PLCs are collaborative meetings where teachers work to develop and revise common assessments, deconstruct standards, analyze student data, share strategies, model lessons for one another, video and critique lessons, use collaborative grading, and discuss articulation of student-friendly learning targets.
“Those teachers will actually come and teach their lesson to the other teachers, and then the other teachers will give that teacher feedback,” said Bost.
The PLCs give teachers an opportunity to not only collaborate but also grow and advance in their careers.
“Our next step is to develop PLC leaders at each grade level, which gives people an upward trajectory within our organization,” said Bost. “We start identifying teacher leaders, because I think what's more powerful than administrators are teacher leaders. … We want to develop leaders at that level so that they can work together.”
The Petal School District, which is the top school district in the state and where Bost served as the high school principal before becoming KSD superintendent, has had great success with PLCs since the initiative was started there.
Within the PLCs, the teachers grow together and build a sense of community.
“Our ingredients for success are already here,” said Bost. “It's our teachers, and we can learn from each other and grow organically.”
The district is also putting a heavy focus on literacy this school year, especially at the elementary school level.
Upon being hired, Bost said he noticed that the district’s reading scores have been slowly going down for some time for the past 10 years.
This year, the district has created a foundational system to increase reading levels, starting at the kindergarten level.

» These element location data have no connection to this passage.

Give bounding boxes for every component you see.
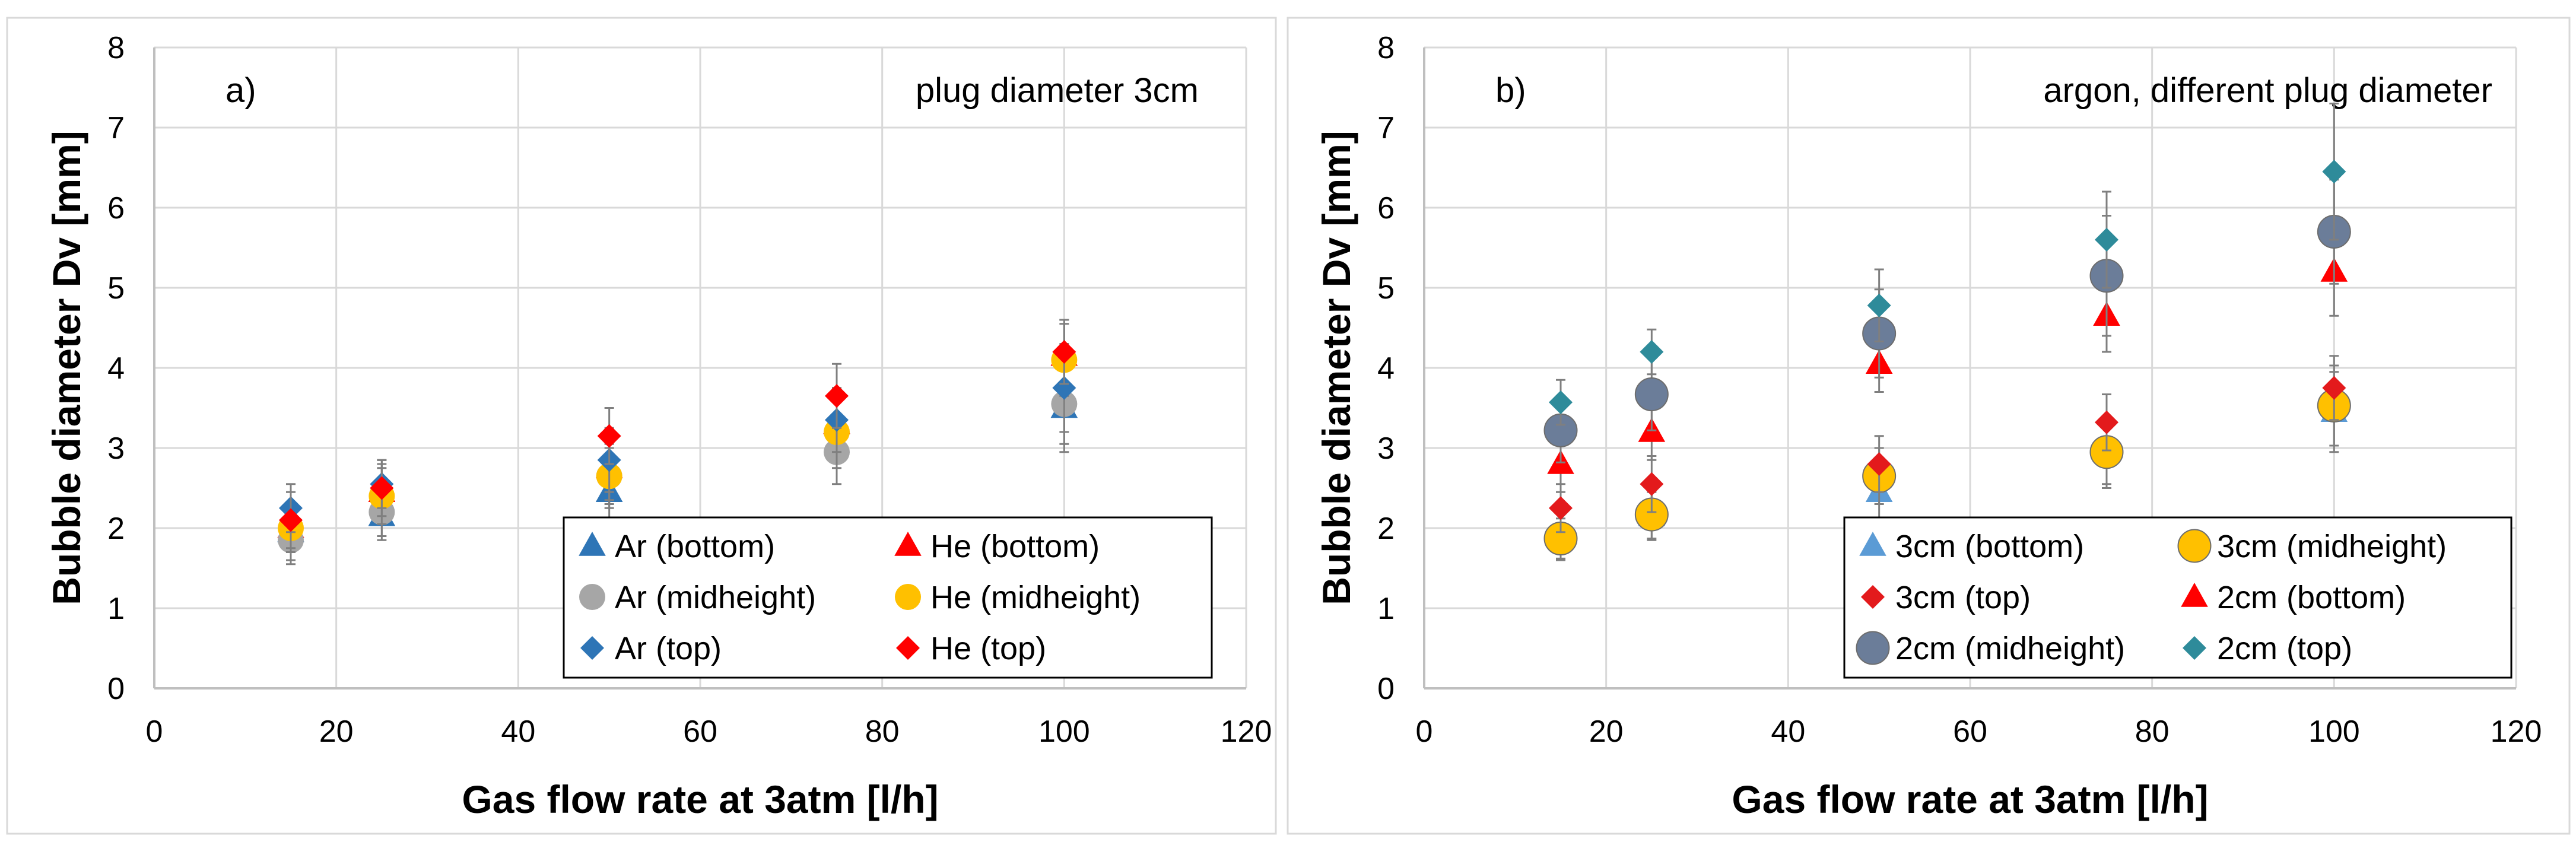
- y-tick-label: 3: [107, 431, 125, 466]
- legend-marker: [896, 636, 920, 660]
- data-point: [2322, 376, 2346, 400]
- data-point: [1634, 377, 1669, 412]
- data-point: [1640, 472, 1664, 496]
- y-tick-label: 4: [107, 351, 125, 386]
- x-tick-label: 100: [1038, 714, 1090, 749]
- x-tick-label: 40: [501, 714, 535, 749]
- legend-label: 3cm (bottom): [1895, 529, 2084, 564]
- series-he-top: [279, 319, 1076, 549]
- legend-label: 3cm (midheight): [2217, 529, 2447, 564]
- x-tick-label: 0: [1416, 714, 1433, 749]
- y-tick-label: 8: [107, 31, 125, 65]
- x-tick-label: 100: [2308, 714, 2360, 749]
- data-point: [2095, 410, 2118, 434]
- x-axis-title: Gas flow rate at 3atm [l/h]: [462, 777, 938, 821]
- y-tick-label: 3: [1377, 431, 1395, 466]
- y-tick-label: 5: [1377, 271, 1395, 306]
- y-tick-label: 2: [107, 511, 125, 546]
- data-point: [1052, 340, 1076, 364]
- y-axis-title: Bubble diameter Dv [mm]: [45, 131, 88, 605]
- x-tick-label: 80: [865, 714, 900, 749]
- legend-marker: [579, 532, 606, 556]
- x-tick-label: 120: [1221, 714, 1272, 749]
- x-tick-label: 60: [1953, 714, 1987, 749]
- y-tick-label: 4: [1377, 351, 1395, 386]
- x-tick-label: 0: [146, 714, 163, 749]
- legend-label: 2cm (top): [2217, 631, 2352, 666]
- data-point: [1052, 376, 1076, 400]
- legend-label: He (midheight): [930, 580, 1141, 615]
- panel-annotation: argon, different plug diameter: [2043, 71, 2492, 110]
- legend-marker: [2181, 583, 2208, 607]
- data-point: [1867, 293, 1891, 317]
- data-point: [825, 384, 849, 408]
- legend-label: Ar (bottom): [615, 529, 775, 564]
- y-tick-label: 0: [1377, 672, 1395, 706]
- series-2cm-top: [1549, 103, 2346, 426]
- y-tick-label: 0: [107, 672, 125, 706]
- panel-label: a): [225, 71, 256, 110]
- y-tick-label: 5: [107, 271, 125, 306]
- data-point: [279, 508, 303, 532]
- x-tick-label: 60: [683, 714, 717, 749]
- x-tick-label: 120: [2491, 714, 2542, 749]
- legend-marker: [2177, 529, 2212, 563]
- y-tick-label: 6: [107, 191, 125, 225]
- y-tick-label: 1: [107, 592, 125, 626]
- legend-marker: [1859, 532, 1886, 556]
- chart-frame: [1287, 17, 2571, 835]
- data-point: [1549, 390, 1573, 415]
- data-point: [1640, 340, 1664, 364]
- legend-marker: [1856, 631, 1890, 665]
- chart-frame: [6, 17, 1277, 835]
- y-tick-label: 1: [1377, 592, 1395, 626]
- data-point: [597, 424, 621, 448]
- x-tick-label: 20: [319, 714, 354, 749]
- y-tick-label: 6: [1377, 191, 1395, 225]
- legend-marker: [1861, 585, 1885, 609]
- legend-label: Ar (midheight): [615, 580, 816, 615]
- x-tick-label: 80: [2135, 714, 2170, 749]
- x-tick-label: 20: [1589, 714, 1624, 749]
- y-tick-label: 8: [1377, 31, 1395, 65]
- x-tick-label: 40: [1771, 714, 1805, 749]
- panel-label: b): [1495, 71, 1526, 110]
- legend-label: He (top): [930, 631, 1046, 666]
- panel-annotation: plug diameter 3cm: [916, 71, 1199, 110]
- y-tick-label: 7: [1377, 111, 1395, 145]
- series-3cm-top: [1549, 355, 2346, 533]
- y-axis-title: Bubble diameter Dv [mm]: [1314, 131, 1358, 605]
- legend: 3cm (bottom) 3cm (midheight) 3cm (top) 2cm …: [1843, 516, 2513, 679]
- data-point: [370, 476, 394, 500]
- legend-box: [563, 516, 1213, 679]
- data-point: [1867, 452, 1891, 476]
- legend-marker: [894, 532, 922, 556]
- x-axis-title: Gas flow rate at 3atm [l/h]: [1732, 777, 2208, 821]
- data-point: [2095, 228, 2118, 252]
- legend-label: 3cm (top): [1895, 580, 2031, 615]
- legend-label: Ar (top): [615, 631, 722, 666]
- legend-marker: [579, 584, 605, 610]
- data-point: [1549, 496, 1573, 520]
- legend-label: 2cm (midheight): [1895, 631, 2125, 666]
- data-point: [2322, 160, 2346, 184]
- legend-marker: [895, 584, 921, 610]
- legend-marker: [580, 636, 604, 660]
- legend: Ar (bottom) He (bottom) Ar (midheight) He (…: [563, 516, 1213, 679]
- legend-marker: [2183, 636, 2206, 660]
- legend-label: He (bottom): [930, 529, 1100, 564]
- legend-label: 2cm (bottom): [2217, 580, 2406, 615]
- y-tick-label: 7: [107, 111, 125, 145]
- y-tick-label: 2: [1377, 511, 1395, 546]
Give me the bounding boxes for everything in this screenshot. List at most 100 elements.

“I think this is a critical process we're doing,” said Bost. “We want to create little readers, and we want to reverse the cycle because better readers can actually do a lot of things better. You can become better at math because now you can dissect a long word problem. You can become better at science and history because you're able to comprehend what you're reading better. Reading becomes so important, and one of our early focuses is creating that foundation of greatness.”
Something new the district has implemented is Guided Readers.
Bost said, “Guided Readers is an old school way of teaching, but it really works.”
A diagnostic test produces data about the students’ reading levels.
Guided Readers starts with a level A book in kindergarten and then moves up as the child progresses. Teachers keep a running record on each student of their reading levels through individual evaluations that include tracking reading speed and comprehension.
Teachers will communicate with parents through progress reports on what reading level their children are at and what level they should be at.
The district also recently started the Read 20 initiative, where the district is partnering with parents.
Parents are asked to set aside 20 minutes every day to read with their children. For children not able to read yet, parents are asked to read to them. For students who can read, parents are asked to listen as their children read to them.
The district has created a program, “literacy of greatness,” which includes five components of literacy.
“We've also asked all of our teachers, kindergarten all the way to third grade, to use those five components to make their daily lessons every day so our students can grow in every single category,” said Bost. “It's really going to help our kids grow in their reading faster. Scientifically research-based instruction is what we're trying to deliver.”
Lastly, Bost said, “We want to build community within the schools. First, with our teachers through PLCs, but second with our students. … We want to create schools where all of our students feel like they belong and are cared for.”